The CS300X accommodates a broad spectrum of electrochemical cells—from standard three-electrode aqueous setups to non-aqueous battery half-cells, rotating disk electrodes (RDE), and dual-working-electrode configurations for zero-resistance ammetry (ZRA) or hydrogen permeation testing. It supports corrosion monitoring per ASTM G5, G102, G106, and ISO 17475; battery cycling per IEC 62660-1 and SAE J2464; and sensor characterization aligned with ISO 11352 and USP . All hardware and firmware comply with CE marking requirements for electromagnetic compatibility (EMC Directive 2014/30/EU) and low-voltage safety (LVD Directive 2014/35/EU). Software audit trails, electronic signatures, and method locking are implemented to support GLP and GMP environments compliant with FDA 21 CFR Part 11.

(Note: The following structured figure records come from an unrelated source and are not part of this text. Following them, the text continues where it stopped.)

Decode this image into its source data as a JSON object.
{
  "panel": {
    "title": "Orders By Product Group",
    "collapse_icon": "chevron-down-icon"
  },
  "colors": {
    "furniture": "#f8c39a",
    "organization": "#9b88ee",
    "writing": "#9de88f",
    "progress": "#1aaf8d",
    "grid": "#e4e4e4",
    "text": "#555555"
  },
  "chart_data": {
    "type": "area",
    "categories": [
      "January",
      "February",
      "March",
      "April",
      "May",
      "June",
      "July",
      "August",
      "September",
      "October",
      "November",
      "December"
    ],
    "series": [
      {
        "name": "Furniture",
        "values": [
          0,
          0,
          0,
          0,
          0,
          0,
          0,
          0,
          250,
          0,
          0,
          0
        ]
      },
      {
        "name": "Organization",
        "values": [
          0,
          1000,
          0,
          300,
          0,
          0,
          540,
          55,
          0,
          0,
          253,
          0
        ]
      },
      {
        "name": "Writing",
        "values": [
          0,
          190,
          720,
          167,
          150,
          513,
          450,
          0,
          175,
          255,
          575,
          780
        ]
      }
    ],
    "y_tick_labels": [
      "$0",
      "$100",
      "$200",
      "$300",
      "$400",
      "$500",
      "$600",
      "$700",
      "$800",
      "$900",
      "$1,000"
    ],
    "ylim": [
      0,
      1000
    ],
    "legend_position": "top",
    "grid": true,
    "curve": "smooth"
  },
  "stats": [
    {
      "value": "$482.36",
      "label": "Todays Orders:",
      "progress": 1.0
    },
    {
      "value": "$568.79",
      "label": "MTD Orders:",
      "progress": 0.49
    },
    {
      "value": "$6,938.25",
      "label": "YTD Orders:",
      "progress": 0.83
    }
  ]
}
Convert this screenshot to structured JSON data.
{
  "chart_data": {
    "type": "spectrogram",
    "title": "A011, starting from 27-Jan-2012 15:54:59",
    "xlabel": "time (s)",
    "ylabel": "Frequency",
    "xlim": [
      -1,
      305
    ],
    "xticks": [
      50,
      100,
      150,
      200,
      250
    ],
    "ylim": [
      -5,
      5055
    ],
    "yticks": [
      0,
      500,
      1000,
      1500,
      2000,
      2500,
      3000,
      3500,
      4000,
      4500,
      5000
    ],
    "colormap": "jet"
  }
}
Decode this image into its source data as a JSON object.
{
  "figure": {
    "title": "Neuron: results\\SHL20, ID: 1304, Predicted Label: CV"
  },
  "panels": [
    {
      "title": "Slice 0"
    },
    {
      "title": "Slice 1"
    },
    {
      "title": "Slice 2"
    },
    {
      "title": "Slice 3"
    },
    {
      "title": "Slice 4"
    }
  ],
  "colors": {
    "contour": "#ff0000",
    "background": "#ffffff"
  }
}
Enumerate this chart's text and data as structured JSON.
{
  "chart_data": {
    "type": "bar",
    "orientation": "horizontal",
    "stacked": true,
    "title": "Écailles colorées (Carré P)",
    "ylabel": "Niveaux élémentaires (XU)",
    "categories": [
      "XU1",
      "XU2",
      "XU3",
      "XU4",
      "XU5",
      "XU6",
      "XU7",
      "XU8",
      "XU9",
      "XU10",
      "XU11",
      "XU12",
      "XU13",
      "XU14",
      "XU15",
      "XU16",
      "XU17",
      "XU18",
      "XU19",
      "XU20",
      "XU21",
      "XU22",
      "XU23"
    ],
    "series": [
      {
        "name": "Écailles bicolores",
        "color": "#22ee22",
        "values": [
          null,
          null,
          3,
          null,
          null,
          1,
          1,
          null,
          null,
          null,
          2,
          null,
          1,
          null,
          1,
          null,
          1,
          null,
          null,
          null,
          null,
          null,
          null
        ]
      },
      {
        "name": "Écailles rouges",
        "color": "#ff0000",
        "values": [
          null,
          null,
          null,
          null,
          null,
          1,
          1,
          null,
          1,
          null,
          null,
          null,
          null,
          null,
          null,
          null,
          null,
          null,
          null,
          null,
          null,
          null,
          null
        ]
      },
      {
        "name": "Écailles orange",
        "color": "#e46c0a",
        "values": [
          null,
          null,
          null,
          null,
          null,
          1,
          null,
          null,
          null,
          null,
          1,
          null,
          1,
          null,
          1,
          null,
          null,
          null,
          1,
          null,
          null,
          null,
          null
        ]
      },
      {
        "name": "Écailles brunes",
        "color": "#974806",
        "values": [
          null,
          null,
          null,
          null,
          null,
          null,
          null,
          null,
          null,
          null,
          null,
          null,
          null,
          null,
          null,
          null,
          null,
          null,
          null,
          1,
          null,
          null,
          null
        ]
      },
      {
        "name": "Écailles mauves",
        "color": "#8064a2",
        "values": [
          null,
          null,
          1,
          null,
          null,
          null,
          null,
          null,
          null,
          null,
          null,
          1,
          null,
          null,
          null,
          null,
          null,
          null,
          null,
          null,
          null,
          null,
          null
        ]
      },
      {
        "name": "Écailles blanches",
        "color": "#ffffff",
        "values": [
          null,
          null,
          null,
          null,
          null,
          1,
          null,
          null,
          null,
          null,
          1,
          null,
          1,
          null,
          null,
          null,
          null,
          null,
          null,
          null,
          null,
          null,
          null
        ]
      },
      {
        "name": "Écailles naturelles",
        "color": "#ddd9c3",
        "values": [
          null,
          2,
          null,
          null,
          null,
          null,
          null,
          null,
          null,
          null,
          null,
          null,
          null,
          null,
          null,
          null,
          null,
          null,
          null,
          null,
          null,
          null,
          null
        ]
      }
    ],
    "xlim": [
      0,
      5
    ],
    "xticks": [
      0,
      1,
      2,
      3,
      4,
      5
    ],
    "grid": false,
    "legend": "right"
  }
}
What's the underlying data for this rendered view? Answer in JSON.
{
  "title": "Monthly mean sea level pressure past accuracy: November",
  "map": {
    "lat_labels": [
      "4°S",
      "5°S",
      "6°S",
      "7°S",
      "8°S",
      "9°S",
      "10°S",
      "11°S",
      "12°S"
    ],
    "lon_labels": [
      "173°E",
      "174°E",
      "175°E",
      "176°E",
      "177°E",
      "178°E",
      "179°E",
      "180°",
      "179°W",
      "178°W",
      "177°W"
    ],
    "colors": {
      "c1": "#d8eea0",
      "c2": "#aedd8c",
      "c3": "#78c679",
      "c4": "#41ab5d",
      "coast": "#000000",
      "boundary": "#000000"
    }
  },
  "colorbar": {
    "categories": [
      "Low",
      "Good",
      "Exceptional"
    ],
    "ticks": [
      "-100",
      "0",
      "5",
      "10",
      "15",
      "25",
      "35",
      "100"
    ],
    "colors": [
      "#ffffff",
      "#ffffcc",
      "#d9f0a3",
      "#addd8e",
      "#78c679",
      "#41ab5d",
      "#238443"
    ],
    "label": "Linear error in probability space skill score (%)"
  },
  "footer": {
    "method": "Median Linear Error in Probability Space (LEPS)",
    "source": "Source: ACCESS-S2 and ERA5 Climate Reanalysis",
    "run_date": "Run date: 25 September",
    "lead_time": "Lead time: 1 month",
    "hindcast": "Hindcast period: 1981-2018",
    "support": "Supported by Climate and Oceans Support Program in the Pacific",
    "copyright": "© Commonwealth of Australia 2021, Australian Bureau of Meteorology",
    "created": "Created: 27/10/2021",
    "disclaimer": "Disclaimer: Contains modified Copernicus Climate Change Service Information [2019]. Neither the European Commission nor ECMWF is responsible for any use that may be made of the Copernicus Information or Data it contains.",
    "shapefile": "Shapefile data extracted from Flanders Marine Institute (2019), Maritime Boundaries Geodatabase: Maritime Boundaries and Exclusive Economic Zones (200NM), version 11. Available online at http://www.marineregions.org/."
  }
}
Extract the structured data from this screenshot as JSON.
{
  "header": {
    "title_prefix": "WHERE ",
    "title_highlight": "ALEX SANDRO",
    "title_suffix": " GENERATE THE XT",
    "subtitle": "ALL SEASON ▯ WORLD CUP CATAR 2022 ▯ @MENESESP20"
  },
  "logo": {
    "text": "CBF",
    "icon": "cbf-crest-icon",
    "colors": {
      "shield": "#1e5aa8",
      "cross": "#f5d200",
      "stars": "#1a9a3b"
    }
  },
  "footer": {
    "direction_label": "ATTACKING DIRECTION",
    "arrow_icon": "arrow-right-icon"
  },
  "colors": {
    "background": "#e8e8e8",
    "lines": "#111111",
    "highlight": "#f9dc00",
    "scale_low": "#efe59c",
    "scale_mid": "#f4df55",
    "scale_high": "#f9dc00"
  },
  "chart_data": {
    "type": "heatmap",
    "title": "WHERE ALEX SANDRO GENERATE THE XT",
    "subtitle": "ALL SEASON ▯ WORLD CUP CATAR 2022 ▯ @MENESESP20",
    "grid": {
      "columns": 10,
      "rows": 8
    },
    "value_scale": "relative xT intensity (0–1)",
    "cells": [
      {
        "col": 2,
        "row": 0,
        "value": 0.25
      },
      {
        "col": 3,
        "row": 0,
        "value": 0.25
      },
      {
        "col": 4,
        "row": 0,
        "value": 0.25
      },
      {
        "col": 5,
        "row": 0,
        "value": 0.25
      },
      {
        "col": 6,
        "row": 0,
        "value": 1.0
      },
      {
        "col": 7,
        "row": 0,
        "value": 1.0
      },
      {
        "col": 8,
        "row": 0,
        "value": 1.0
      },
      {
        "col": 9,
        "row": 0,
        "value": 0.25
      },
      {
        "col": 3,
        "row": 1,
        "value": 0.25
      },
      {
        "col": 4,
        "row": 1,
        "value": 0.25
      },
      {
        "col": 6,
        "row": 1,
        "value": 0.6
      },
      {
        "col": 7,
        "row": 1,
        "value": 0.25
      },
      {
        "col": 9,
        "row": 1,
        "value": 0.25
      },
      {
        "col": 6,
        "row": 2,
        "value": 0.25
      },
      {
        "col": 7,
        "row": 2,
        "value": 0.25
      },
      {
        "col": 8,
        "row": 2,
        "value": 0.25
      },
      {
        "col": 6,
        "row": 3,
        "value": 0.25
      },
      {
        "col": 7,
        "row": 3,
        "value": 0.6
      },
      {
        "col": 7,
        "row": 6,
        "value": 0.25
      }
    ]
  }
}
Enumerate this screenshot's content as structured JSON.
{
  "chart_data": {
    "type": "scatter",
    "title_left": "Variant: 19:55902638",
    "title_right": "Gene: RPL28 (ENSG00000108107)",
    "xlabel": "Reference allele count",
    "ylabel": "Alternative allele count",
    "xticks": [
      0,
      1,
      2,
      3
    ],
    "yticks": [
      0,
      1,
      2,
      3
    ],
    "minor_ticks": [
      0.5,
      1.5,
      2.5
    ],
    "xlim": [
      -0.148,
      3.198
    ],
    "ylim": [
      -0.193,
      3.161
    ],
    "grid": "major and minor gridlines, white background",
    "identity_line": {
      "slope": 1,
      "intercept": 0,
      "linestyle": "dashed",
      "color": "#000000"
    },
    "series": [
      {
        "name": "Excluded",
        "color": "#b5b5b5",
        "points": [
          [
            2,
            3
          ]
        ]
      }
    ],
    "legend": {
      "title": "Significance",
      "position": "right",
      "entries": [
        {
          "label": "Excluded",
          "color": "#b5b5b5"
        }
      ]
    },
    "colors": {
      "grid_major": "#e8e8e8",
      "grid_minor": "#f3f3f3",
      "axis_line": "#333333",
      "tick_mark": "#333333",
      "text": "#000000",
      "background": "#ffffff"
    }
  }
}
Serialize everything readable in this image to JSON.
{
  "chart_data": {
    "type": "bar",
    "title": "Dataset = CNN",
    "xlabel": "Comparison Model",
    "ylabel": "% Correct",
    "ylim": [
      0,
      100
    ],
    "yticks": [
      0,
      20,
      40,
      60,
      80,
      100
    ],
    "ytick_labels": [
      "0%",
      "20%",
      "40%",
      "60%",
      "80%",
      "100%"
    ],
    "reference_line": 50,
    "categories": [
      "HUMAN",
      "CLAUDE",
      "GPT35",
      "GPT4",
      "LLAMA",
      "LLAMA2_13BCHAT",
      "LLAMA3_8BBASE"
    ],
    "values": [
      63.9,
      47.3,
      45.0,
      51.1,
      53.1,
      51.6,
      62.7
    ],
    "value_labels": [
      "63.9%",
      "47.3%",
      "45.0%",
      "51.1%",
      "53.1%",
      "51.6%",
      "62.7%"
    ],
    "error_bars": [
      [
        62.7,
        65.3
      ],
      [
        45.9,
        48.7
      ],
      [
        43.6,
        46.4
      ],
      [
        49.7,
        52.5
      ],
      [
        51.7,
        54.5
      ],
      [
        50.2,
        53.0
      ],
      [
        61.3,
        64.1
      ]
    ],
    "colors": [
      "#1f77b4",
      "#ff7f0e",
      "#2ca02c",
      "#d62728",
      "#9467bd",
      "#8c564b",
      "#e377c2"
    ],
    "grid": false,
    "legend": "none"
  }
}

Software & Data Management

CS Studio—the native Windows-based application—provides unified control, real-time visualization, and post-experiment analysis. It features scriptable experiment sequencing via Python API integration, enabling automated multi-step protocols (e.g., OCP stabilization → LPR → EIS → CV sweep → CA decay). Raw data are stored in HDF5 format with embedded metadata (timestamp, instrument ID, method parameters, calibration history), ensuring FAIR (Findable, Accessible, Interoperable, Reusable) data principles. Export options include CSV, MATLAB (.mat), and Origin-compatible formats. Version-controlled method templates, user-level access permissions, and encrypted project archives facilitate collaborative lab workflows and regulatory documentation.

Applications

• Electrochemical energy materials: In situ/operando evaluation of Li-ion cathode degradation, solid-electrolyte interphase (SEI) formation kinetics, and redox shuttle behavior in flow batteries.
• Corrosion science: High-throughput screening of inhibitor efficiency using parallel LPR and EIS; localized corrosion assessment via electrochemical noise (EN) and galvanic coupling (ZRA) between dissimilar alloys.
• Electrosynthesis & electrodeposition: Quantitative Faradaic efficiency mapping during Cu/Ni/Zn plating; nucleation overpotential analysis in additive-free baths.
• Sensor development: Calibration-free detection limit estimation via DPV/NPV signal-to-noise optimization; stability profiling under continuous amperometric monitoring.
• Advanced functional interfaces: Mott-Schottky analysis of semiconductor photoelectrodes; capacitance-voltage profiling of conductive polymer films.

FAQ

Can the CS300X perform EIS on multiple channels simultaneously?
Yes—each channel equipped with EIS capability can acquire impedance spectra independently and concurrently, with frequency sweeps synchronized to within ±10 ns via internal clock distribution.
Is remote operation supported?
Yes—Ethernet interface enables secure LAN/WAN access via CS Studio’s client-server mode, including TLS-encrypted command transmission and role-based session management.
What electrode configurations does it support?
Standard three-electrode (WE/RE/CE), two-electrode (for symmetric devices), rotating ring-disk electrode (RRDE), and dual-working-electrode (ZRA/HDT) modes are natively supported.
Does it meet regulatory requirements for pharmaceutical electroanalysis?
CS Studio includes 21 CFR Part 11-compliant features: electronic signatures, audit trail logging, method validation reports, and password-protected configuration locks.
How is calibration traceability maintained?
Factory calibration uses NIST-traceable standards; users may perform on-site verification with external calibrators (e.g., AMETEK SI-100 series), and all calibration events are timestamped and archived within the HDF5 dataset.